Coming to the Greco-Roman world, in the New Testament, in St Paul’s First Letter to the Corinthians, Chapter 7 is completely about sexual immorality and licentiousness. Only hetero sex in a responsible mutual commitment is affirmed. Abstinence is also respected, not as a negation of sexuality but as an affirmation of a different calling.”
Father Sam Koshy,
Marthoma Syrian Church
How does it matter if it’s between two consenting adults?
It seems unfair to the perfectly nice gay men I know, who are good, unpredatory company for a regular hetero woman. You can laugh and chat with a gay man knowing that he won’t turn around and start bragging to the Boys’ Club that you were hitting on him. There’s always a dirty cloud of suspicion hovering over hetero men and women.
And hetero men – with due apologies to the ‘good guys’ – can be pretty obnoxious, seen from a regular woman’s perspective.
So personally, as a hetero woman, I support gays.
I figure Section 377 of the Indian Penal Code that was drafted by Lord Macaulay in 1860 and made law in 1861 was done to protect children from the pedos.
And perhaps women from marital rape? Don’t think so.
It’s an ugly world out there and most of the ugliness descends on women, girls and helpless boys.
Indian society is as hypocritical and goody-goody as any other Eastern society between Turkey and Japan. So long as the respectable façade is maintained, anything goes, while disgusting stories on incest and rape and pedophilia continue to flood our News pages.
Religion, as quoted above, took those views, I think, to hold up the ‘ideal’ relationship structured long ago as a unit of society.

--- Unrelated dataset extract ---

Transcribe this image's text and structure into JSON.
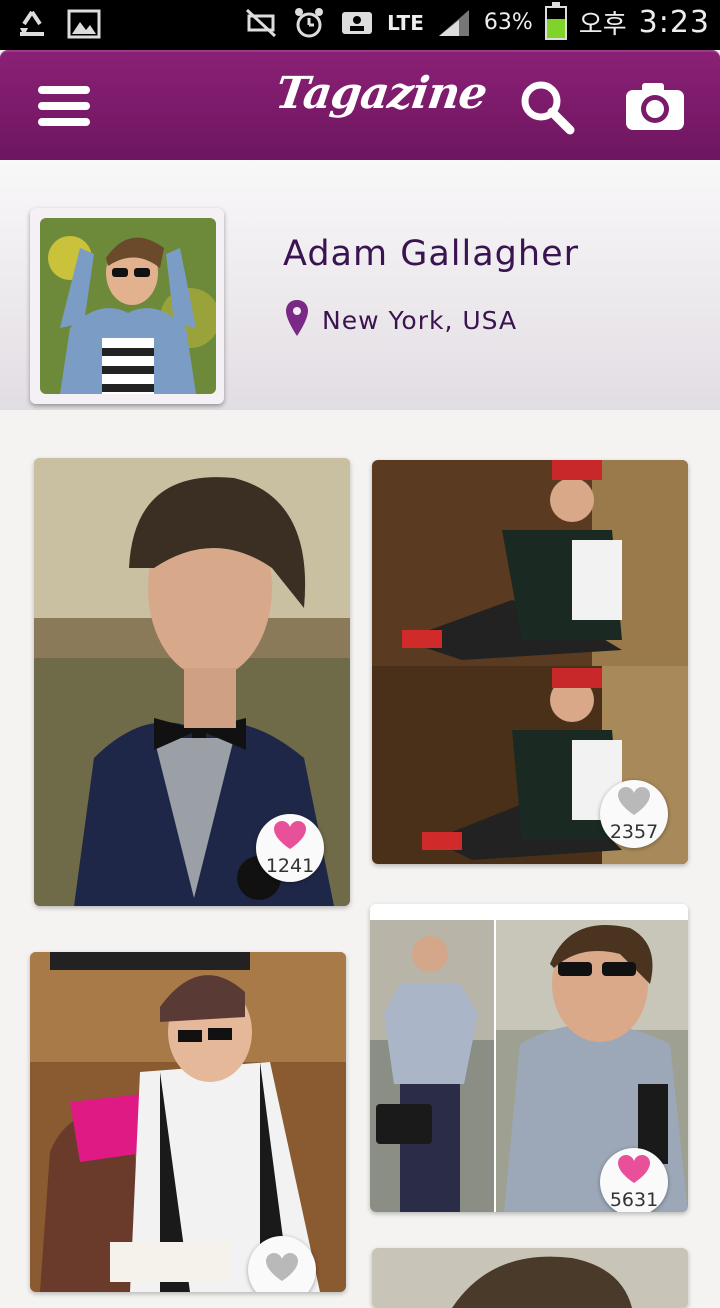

What happens if you don’t fit the formula?
What happens if you grew up motherless, fatherless or orphaned?
What happens if you are childless (and not by choice) or have a handicapped child?
What happens if your partner dies?
What happens is you’re divorced?
What happens if you’re handicapped yourself?
What happens if you’re dalit or any other underclass?
Does society make it easy for you to ‘belong’ in any of these situations – situations that don’t belong in the ‘norm’, in the golden world of TV commercials where everyone and everything is in place?
What is quoted right on top is the theory of religion, the missionary position, if you’ll pardon the pun.
What people seem to do and have done for ages is quite another matter.
Also, abuse is of many kinds. Physical abuse is the obvious kind. What about emotional abuse? But the laws are beginning to catch up on that.
In this sad scenario, however, here’s a cheering thought.
How cool is our society if I, a woman, can call three traditional men out of the blue and ask them matter-of-factly about the religious stand on ‘unnatural sex’…and they answer as matter-of-factly without batting an eyelid. Wotcher think?
PS: If women between puberty and menopause are forbidden at Sabari Mala because they are supposed to incite lustful thoughts in the male pilgrims, what the hell do they do about gay pilgrims?